1972 00:08:50 United StatesEnglishB&W4:3

Description

“In Left Side Right Side, Jonas explores the ambiguities caused by her attempt to identify correctly the spatial orientation of images simultaneously played back by a monitor and reflected in a mirror. This is confusing because, contrary to what one might expect, the monitor image gives back a ‘true’ reading of the space while the mirror reverses it.… Throughout the course of the tape, the image switches back and forth between the double image of monitor and mirror to the simple ‘real’ image of Jonas’s face.”

— David Ross, “Joan Jonas’s Videotapes” in Joan Jonas: Scripts and Descriptions, 1968-1982, ed. Douglas Crimp (Berkeley: University of California Press, 1983)

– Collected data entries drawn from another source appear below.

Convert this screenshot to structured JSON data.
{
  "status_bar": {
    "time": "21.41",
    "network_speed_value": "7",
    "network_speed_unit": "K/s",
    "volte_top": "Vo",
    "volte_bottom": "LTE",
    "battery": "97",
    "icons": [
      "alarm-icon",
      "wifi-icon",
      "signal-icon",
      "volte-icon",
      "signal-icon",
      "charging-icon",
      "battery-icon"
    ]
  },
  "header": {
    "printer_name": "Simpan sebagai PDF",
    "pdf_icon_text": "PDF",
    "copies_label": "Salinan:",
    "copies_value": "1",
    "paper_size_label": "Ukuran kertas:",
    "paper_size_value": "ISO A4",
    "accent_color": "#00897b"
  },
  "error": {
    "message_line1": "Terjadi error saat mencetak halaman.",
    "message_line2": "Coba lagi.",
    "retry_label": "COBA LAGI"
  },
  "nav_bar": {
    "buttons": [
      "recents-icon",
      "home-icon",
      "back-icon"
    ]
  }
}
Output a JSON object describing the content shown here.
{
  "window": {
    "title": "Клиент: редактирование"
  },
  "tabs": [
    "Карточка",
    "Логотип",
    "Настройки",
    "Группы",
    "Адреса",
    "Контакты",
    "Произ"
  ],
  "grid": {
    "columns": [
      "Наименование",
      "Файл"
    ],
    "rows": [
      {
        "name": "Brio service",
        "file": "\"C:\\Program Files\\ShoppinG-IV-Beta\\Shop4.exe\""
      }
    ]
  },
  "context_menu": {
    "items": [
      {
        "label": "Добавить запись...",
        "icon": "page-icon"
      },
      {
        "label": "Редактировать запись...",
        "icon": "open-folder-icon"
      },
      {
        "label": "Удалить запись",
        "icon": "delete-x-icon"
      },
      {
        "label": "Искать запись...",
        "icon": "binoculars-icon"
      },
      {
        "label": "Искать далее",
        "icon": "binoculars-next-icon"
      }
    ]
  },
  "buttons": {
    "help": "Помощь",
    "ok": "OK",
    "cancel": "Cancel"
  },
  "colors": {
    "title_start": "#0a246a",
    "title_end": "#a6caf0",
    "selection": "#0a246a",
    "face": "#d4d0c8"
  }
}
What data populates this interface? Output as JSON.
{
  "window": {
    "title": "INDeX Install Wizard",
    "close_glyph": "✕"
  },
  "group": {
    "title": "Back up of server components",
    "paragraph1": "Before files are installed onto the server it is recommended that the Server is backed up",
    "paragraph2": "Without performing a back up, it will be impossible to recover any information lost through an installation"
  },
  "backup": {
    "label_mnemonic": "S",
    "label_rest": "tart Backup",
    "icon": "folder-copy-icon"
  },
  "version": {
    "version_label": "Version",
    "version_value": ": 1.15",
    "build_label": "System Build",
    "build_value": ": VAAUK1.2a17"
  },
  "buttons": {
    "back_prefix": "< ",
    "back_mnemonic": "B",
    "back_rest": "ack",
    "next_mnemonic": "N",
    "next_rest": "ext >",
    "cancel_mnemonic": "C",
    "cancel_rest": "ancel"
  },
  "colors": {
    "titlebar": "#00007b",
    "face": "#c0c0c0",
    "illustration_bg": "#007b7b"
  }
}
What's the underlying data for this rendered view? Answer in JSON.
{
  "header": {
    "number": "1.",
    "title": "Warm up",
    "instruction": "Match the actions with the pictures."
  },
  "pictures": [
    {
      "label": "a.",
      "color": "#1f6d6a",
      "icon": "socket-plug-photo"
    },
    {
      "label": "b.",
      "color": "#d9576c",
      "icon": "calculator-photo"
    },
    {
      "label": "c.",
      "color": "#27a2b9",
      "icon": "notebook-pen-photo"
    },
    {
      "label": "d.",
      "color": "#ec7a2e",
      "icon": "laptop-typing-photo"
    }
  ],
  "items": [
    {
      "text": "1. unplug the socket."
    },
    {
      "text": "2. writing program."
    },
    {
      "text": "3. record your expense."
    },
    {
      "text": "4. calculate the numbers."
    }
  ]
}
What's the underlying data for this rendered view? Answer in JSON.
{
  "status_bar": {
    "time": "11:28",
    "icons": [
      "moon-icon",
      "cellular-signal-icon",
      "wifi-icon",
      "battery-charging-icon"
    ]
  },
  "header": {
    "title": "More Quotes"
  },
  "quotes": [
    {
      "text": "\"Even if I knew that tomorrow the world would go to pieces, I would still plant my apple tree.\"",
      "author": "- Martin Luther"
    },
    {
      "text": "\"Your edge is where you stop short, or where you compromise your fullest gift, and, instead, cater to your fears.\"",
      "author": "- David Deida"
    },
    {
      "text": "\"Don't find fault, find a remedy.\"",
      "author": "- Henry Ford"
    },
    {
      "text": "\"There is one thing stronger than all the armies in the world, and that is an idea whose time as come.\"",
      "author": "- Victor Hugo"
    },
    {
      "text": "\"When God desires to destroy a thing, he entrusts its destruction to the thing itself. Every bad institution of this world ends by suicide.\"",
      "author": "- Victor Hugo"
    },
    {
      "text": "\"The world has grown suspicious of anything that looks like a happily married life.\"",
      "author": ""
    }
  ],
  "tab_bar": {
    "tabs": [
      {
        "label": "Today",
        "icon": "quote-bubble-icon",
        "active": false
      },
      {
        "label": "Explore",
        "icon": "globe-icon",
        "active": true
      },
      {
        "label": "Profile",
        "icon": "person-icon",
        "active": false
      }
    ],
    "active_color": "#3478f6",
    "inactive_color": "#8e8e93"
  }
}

This title was in the original Castelli-Sonnabend video art collection.

About Joan Jonas

Joan Jonas studied sculpture and art history at Columbia University and Mount Holyoke College, and dance with Tricia Brown at the Boston Museum school. Widely known for her work in performance in the mid-'60s, Jonas first incorporated a live video camera and monitor into a 1972 performance, Organic Honey's Visual Telepathy. In the same year, she began producing single-channel tapes, among them Vertical Roll (1972), which are recognized as landmark investigations into the structural and performative nature of the medium.

Jonas's tapes draw on the essential connection between performance art and the video monitor, as time-based media especially suited to materializing the artist's psyche. Exploring the dislocation of physical space and mythical female archetypes, Jonas's work occupies an important position in the development of both early formalist and early feminist video.

"Space was always a primary concern, and in considering the space of the monitor I then dealt with the box-like structure, positioning it in relation to myself. I tried to climb into the box, attempting to turn the illusion of flatness into one of depth."